Judge asks school students to write essay on ills of liquor

August 20, 2015 12:00 am | Updated March 29, 2016 04:19 pm IST - MADURAI:

Students of Velliveethiyar Corporation Girls’ Higher Secondary School coming out of a court hall after interacting with a judge at the Madras High Court Bench in Madurai on Wednesday.

Students of Velliveethiyar Corporation Girls’ Higher Secondary School coming out of a court hall after interacting with a judge at the Madras High Court Bench in Madurai on Wednesday.

It is not uncommon for school and college students to make a beeline for the Madras High Court Bench here for educational field trips, but the visit of Velliveethiyar Corporation Girls’ Higher Secondary School students here on Wednesday turned out to be special.

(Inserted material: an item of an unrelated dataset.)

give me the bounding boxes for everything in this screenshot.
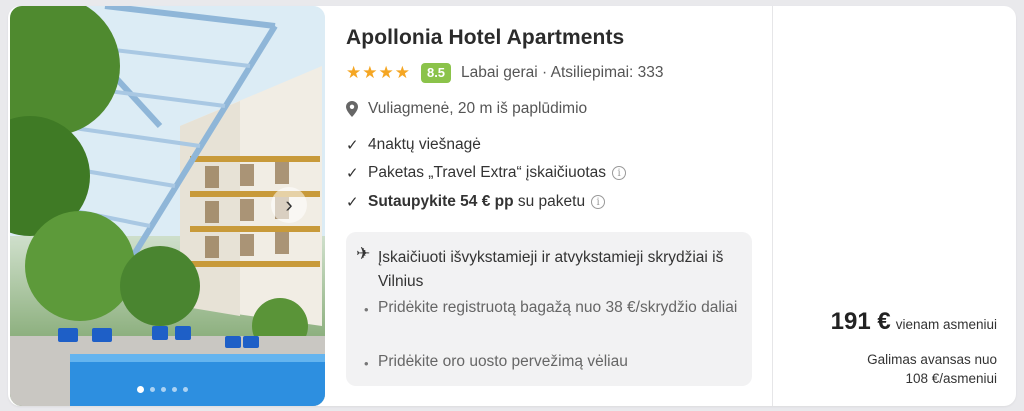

A group of students, seated in the visitors’ gallery in court hall number 2, had a pleasant surprise when Justice R. Sudhakar, the administrative judge leading a Division Bench along with Justice V.M. Velumani, began interacting with them from the dais in the open court.

Noticing the presence of the large number of students in school uniform inside the court hall, the judge wanted to know the class in which they were studying.

Surprised

And he raised his eyebrows in surprise when the girls told him that they were studying in Class XII.

“Do you mean the class in which teachers grill you and ask you to answer the same set of questions again and again for an entire year? Generally, class XII students will not be allowed to go anywhere but for the school. How come you are here?” he wondered as the lawyers broke into laughter.

Later, after the hearing of a case related to shifting of a liquor shop, the judge asked the students to pen a Tamil essay on the title ‘Kudi Eppadi Kudiyai Kedukkum’ (how does liquor destroy families) and announced attractive prizes for 10 best essays on the subject.

More topics

When M. Muniasamy, counsel for Tamil Nadu State Marketing Corporation (Tasmac), suggested that the students could also be asked to write essays on the importance of nationalising rivers, the judge agreed to add that topic too and directed the counsel to sponsor the prize money.

Later, he asked the students to add two more topics, ‘Environmental degradation caused by seemai karuvelam (prosopis juliflora) trees’ and ‘Benefits of growing trees in hill stations.’ The students were told to forward their essays through their school teachers to the Registrar of the High Court.